Uit een historisch portret van Adam Smith (1723-1790) door filosofiejournalist Bart Coster blijkt dat deze Schotse verlichtingsdenker gefascineerd was door conflicten tussen eigenbelang en altruïsme. De eerste zin van zijn eerste boek Theorie van de morele gevoelens luidt dan ook:
‘Hoe egoïstisch men ook denkt dat mensen zijn, er is overduidelijk iets in hun wezen dat hen geïnteresseerd maakt in het lot van anderen.’
Volgens Coster ziet Smith empathie als een van de belangrijkste waarden:
‘Als we denken dat eigenbelang puur egoïstisch is, begrijpen we ons eigenbelang niet goed. We verlangen er niet alleen naar geprezen te worden maar ook prijzenswaardig te zijn.’
Smith was van mening dat het streven naar welbegrepen eigenbelang leidt tot een goede, harmonieuze maatschappij. In zijn tweede boek De welvaart van landen legt hij volgens Coster ‘het eerste en vrijwel complete fundament onder de vrijemarkteconomie’. Hiermee slaat de verlichtingsdenker een brug tussen zijn ideeën over de mens als sociaal en moreel wezen en de politiek en ontpopt hij zich als sociaal econoom. Smith stelt dat ons streven om een betere versie van onszelf te worden ertoe leidt dat we andere mensen goed behandelen.
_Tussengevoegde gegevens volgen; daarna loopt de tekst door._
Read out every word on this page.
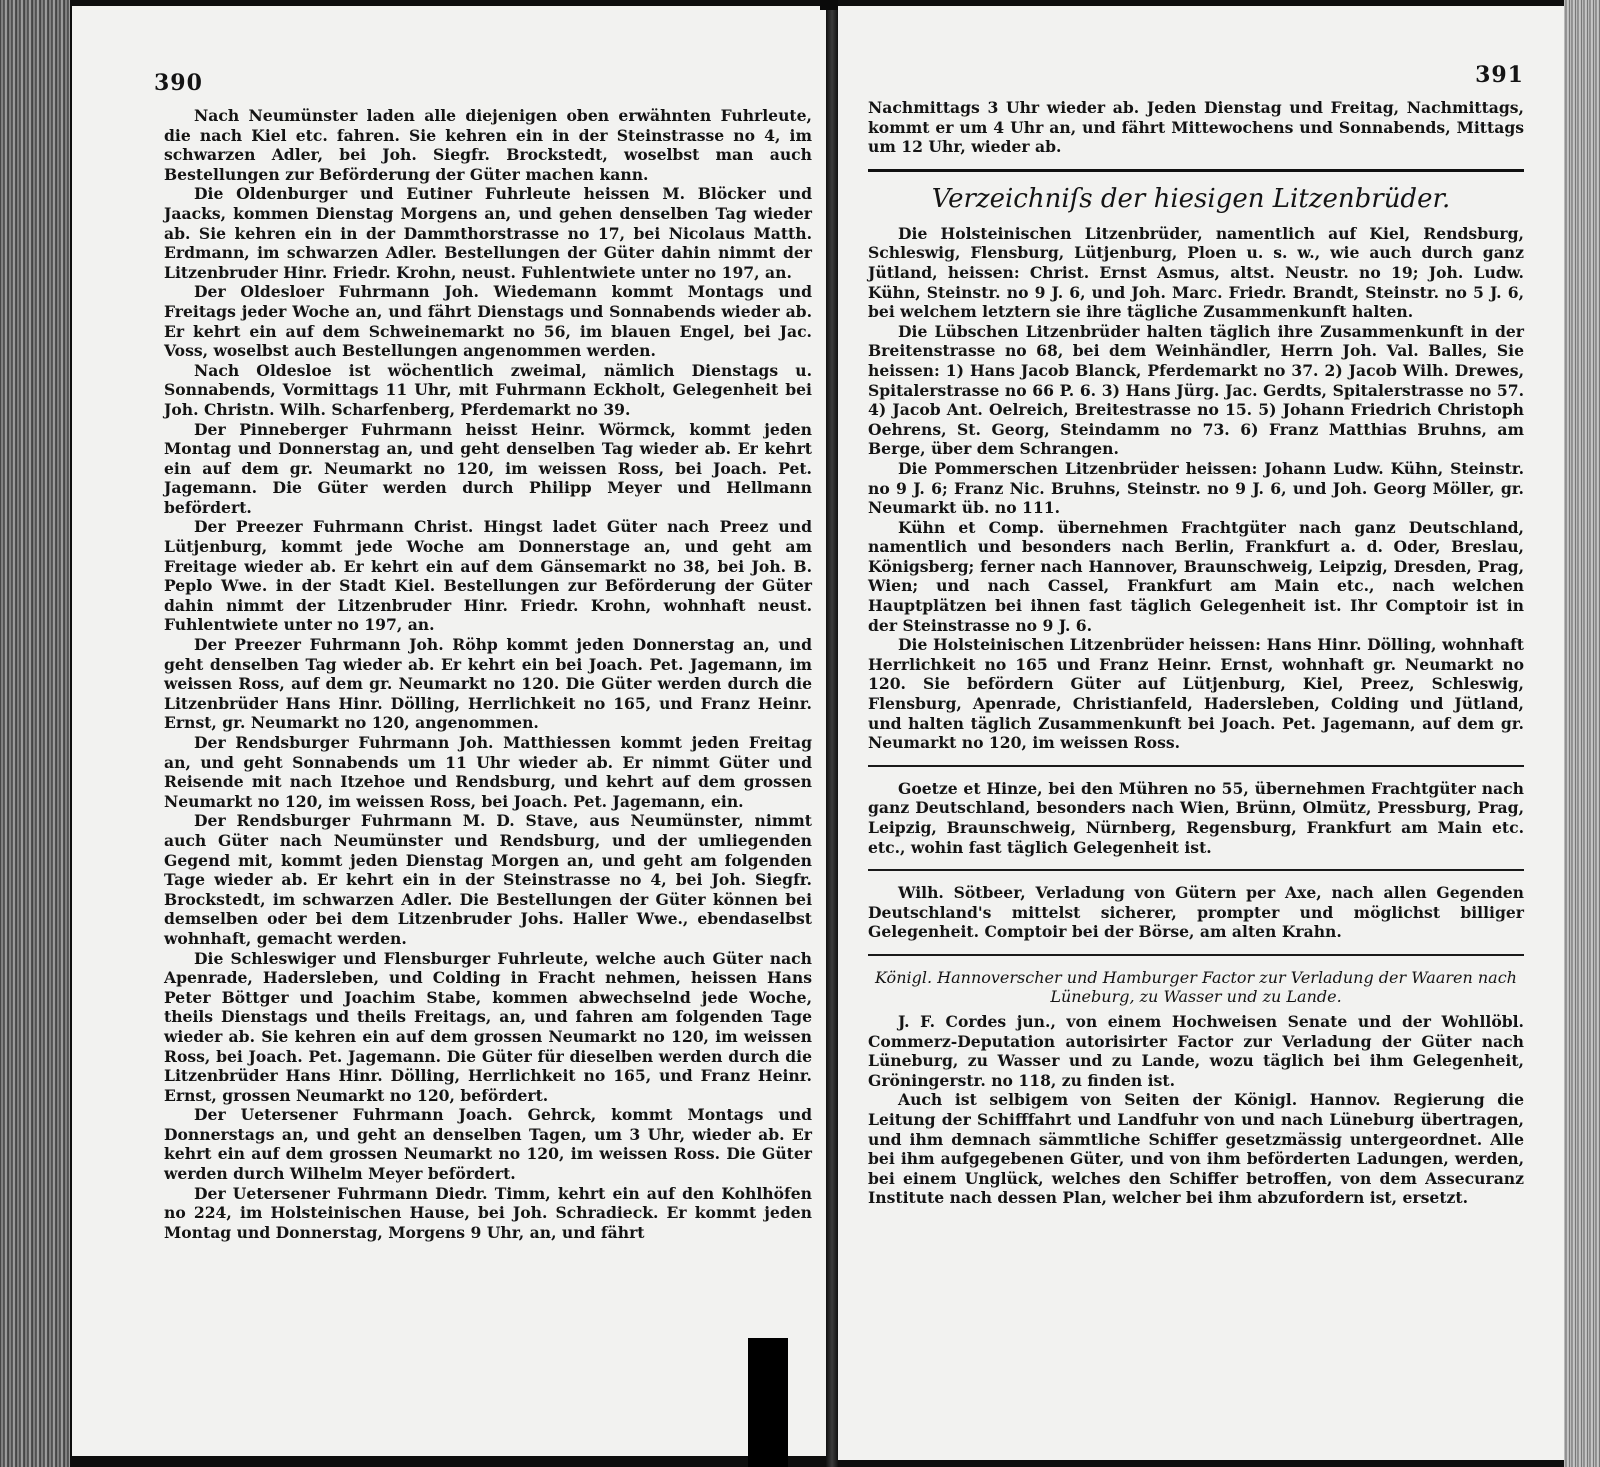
390

Nach Neumünster laden alle diejenigen oben erwähnten Fuhrleute, die nach Kiel etc. fahren. Sie kehren ein in der Steinstrasse no 4, im schwarzen Adler, bei Joh. Siegfr. Brockstedt, woselbst man auch Bestellungen zur Beförderung der Güter machen kann.

Die Oldenburger und Eutiner Fuhrleute heissen M. Blöcker und Jaacks, kommen Dienstag Morgens an, und gehen denselben Tag wieder ab. Sie kehren ein in der Dammthorstrasse no 17, bei Nicolaus Matth. Erdmann, im schwarzen Adler. Bestellungen der Güter dahin nimmt der Litzenbruder Hinr. Friedr. Krohn, neust. Fuhlentwiete unter no 197, an.

Der Oldesloer Fuhrmann Joh. Wiedemann kommt Montags und Freitags jeder Woche an, und fährt Dienstags und Sonnabends wieder ab. Er kehrt ein auf dem Schweinemarkt no 56, im blauen Engel, bei Jac. Voss, woselbst auch Bestellungen angenommen werden.

Nach Oldesloe ist wöchentlich zweimal, nämlich Dienstags u. Sonnabends, Vormittags 11 Uhr, mit Fuhrmann Eckholt, Gelegenheit bei Joh. Christn. Wilh. Scharfenberg, Pferdemarkt no 39.

Der Pinneberger Fuhrmann heisst Heinr. Wörmck, kommt jeden Montag und Donnerstag an, und geht denselben Tag wieder ab. Er kehrt ein auf dem gr. Neumarkt no 120, im weissen Ross, bei Joach. Pet. Jagemann. Die Güter werden durch Philipp Meyer und Hellmann befördert.

Der Preezer Fuhrmann Christ. Hingst ladet Güter nach Preez und Lütjenburg, kommt jede Woche am Donnerstage an, und geht am Freitage wieder ab. Er kehrt ein auf dem Gänsemarkt no 38, bei Joh. B. Peplo Wwe. in der Stadt Kiel. Bestellungen zur Beförderung der Güter dahin nimmt der Litzenbruder Hinr. Friedr. Krohn, wohnhaft neust. Fuhlentwiete unter no 197, an.

Der Preezer Fuhrmann Joh. Röhp kommt jeden Donnerstag an, und geht denselben Tag wieder ab. Er kehrt ein bei Joach. Pet. Jagemann, im weissen Ross, auf dem gr. Neumarkt no 120. Die Güter werden durch die Litzenbrüder Hans Hinr. Dölling, Herrlichkeit no 165, und Franz Heinr. Ernst, gr. Neumarkt no 120, angenommen.

Der Rendsburger Fuhrmann Joh. Matthiessen kommt jeden Freitag an, und geht Sonnabends um 11 Uhr wieder ab. Er nimmt Güter und Reisende mit nach Itzehoe und Rendsburg, und kehrt auf dem grossen Neumarkt no 120, im weissen Ross, bei Joach. Pet. Jagemann, ein.

Der Rendsburger Fuhrmann M. D. Stave, aus Neumünster, nimmt auch Güter nach Neumünster und Rendsburg, und der umliegenden Gegend mit, kommt jeden Dienstag Morgen an, und geht am folgenden Tage wieder ab. Er kehrt ein in der Steinstrasse no 4, bei Joh. Siegfr. Brockstedt, im schwarzen Adler. Die Bestellungen der Güter können bei demselben oder bei dem Litzenbruder Johs. Haller Wwe., ebendaselbst wohnhaft, gemacht werden.

Die Schleswiger und Flensburger Fuhrleute, welche auch Güter nach Apenrade, Hadersleben, und Colding in Fracht nehmen, heissen Hans Peter Böttger und Joachim Stabe, kommen abwechselnd jede Woche, theils Dienstags und theils Freitags, an, und fahren am folgenden Tage wieder ab. Sie kehren ein auf dem grossen Neumarkt no 120, im weissen Ross, bei Joach. Pet. Jagemann. Die Güter für dieselben werden durch die Litzenbrüder Hans Hinr. Dölling, Herrlichkeit no 165, und Franz Heinr. Ernst, grossen Neumarkt no 120, befördert.

Der Uetersener Fuhrmann Joach. Gehrck, kommt Montags und Donnerstags an, und geht an denselben Tagen, um 3 Uhr, wieder ab. Er kehrt ein auf dem grossen Neumarkt no 120, im weissen Ross. Die Güter werden durch Wilhelm Meyer befördert.

Der Uetersener Fuhrmann Diedr. Timm, kehrt ein auf den Kohlhöfen no 224, im Holsteinischen Hause, bei Joh. Schradieck. Er kommt jeden Montag und Donnerstag, Morgens 9 Uhr, an, und fährt

391

Nachmittags 3 Uhr wieder ab. Jeden Dienstag und Freitag, Nachmittags, kommt er um 4 Uhr an, und fährt Mittewochens und Sonnabends, Mittags um 12 Uhr, wieder ab.

Verzeichniſs der hiesigen Litzenbrüder.

Die Holsteinischen Litzenbrüder, namentlich auf Kiel, Rendsburg, Schleswig, Flensburg, Lütjenburg, Ploen u. s. w., wie auch durch ganz Jütland, heissen: Christ. Ernst Asmus, altst. Neustr. no 19; Joh. Ludw. Kühn, Steinstr. no 9 J. 6, und Joh. Marc. Friedr. Brandt, Steinstr. no 5 J. 6, bei welchem letztern sie ihre tägliche Zusammenkunft halten.

Die Lübschen Litzenbrüder halten täglich ihre Zusammenkunft in der Breitenstrasse no 68, bei dem Weinhändler, Herrn Joh. Val. Balles, Sie heissen: 1) Hans Jacob Blanck, Pferdemarkt no 37. 2) Jacob Wilh. Drewes, Spitalerstrasse no 66 P. 6. 3) Hans Jürg. Jac. Gerdts, Spitalerstrasse no 57. 4) Jacob Ant. Oelreich, Breitestrasse no 15. 5) Johann Friedrich Christoph Oehrens, St. Georg, Steindamm no 73. 6) Franz Matthias Bruhns, am Berge, über dem Schrangen.

Die Pommerschen Litzenbrüder heissen: Johann Ludw. Kühn, Steinstr. no 9 J. 6; Franz Nic. Bruhns, Steinstr. no 9 J. 6, und Joh. Georg Möller, gr. Neumarkt üb. no 111.

Kühn et Comp. übernehmen Frachtgüter nach ganz Deutschland, namentlich und besonders nach Berlin, Frankfurt a. d. Oder, Breslau, Königsberg; ferner nach Hannover, Braunschweig, Leipzig, Dresden, Prag, Wien; und nach Cassel, Frankfurt am Main etc., nach welchen Hauptplätzen bei ihnen fast täglich Gelegenheit ist. Ihr Comptoir ist in der Steinstrasse no 9 J. 6.

Die Holsteinischen Litzenbrüder heissen: Hans Hinr. Dölling, wohnhaft Herrlichkeit no 165 und Franz Heinr. Ernst, wohnhaft gr. Neumarkt no 120. Sie befördern Güter auf Lütjenburg, Kiel, Preez, Schleswig, Flensburg, Apenrade, Christianfeld, Hadersleben, Colding und Jütland, und halten täglich Zusammenkunft bei Joach. Pet. Jagemann, auf dem gr. Neumarkt no 120, im weissen Ross.

Goetze et Hinze, bei den Mühren no 55, übernehmen Frachtgüter nach ganz Deutschland, besonders nach Wien, Brünn, Olmütz, Pressburg, Prag, Leipzig, Braunschweig, Nürnberg, Regensburg, Frankfurt am Main etc. etc., wohin fast täglich Gelegenheit ist.

Wilh. Sötbeer, Verladung von Gütern per Axe, nach allen Gegenden Deutschland's mittelst sicherer, prompter und möglichst billiger Gelegenheit. Comptoir bei der Börse, am alten Krahn.

Königl. Hannoverscher und Hamburger Factor zur Verladung der Waaren nach Lüneburg, zu Wasser und zu Lande.

J. F. Cordes jun., von einem Hochweisen Senate und der Wohllöbl. Commerz-Deputation autorisirter Factor zur Verladung der Güter nach Lüneburg, zu Wasser und zu Lande, wozu täglich bei ihm Gelegenheit, Gröningerstr. no 118, zu finden ist.

Auch ist selbigem von Seiten der Königl. Hannov. Regierung die Leitung der Schifffahrt und Landfuhr von und nach Lüneburg übertragen, und ihm demnach sämmtliche Schiffer gesetzmässig untergeordnet. Alle bei ihm aufgegebenen Güter, und von ihm beförderten Ladungen, werden, bei einem Unglück, welches den Schiffer betroffen, von dem Assecuranz Institute nach dessen Plan, welcher bei ihm abzufordern ist, ersetzt.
Dit zelfregulerend effect van de markt noemt hij ‘de onzichtbare hand’.
Aan het einde van zijn leven heeft Adam Smith spijt dat hij niet meer boeken heeft geschreven. ‘Ik had meer willen doen; er is materiaal in mijn geschriften waar ik veel meer van had kunnen maken.’ Omdat Smith zijn ongepubliceerde werken vlak voor zijn dood liet verbranden, kennen we hem als een man van twee meesterwerken: een over de waarde van empathie en de ander over de waarde van welbegrepen eigenbelang.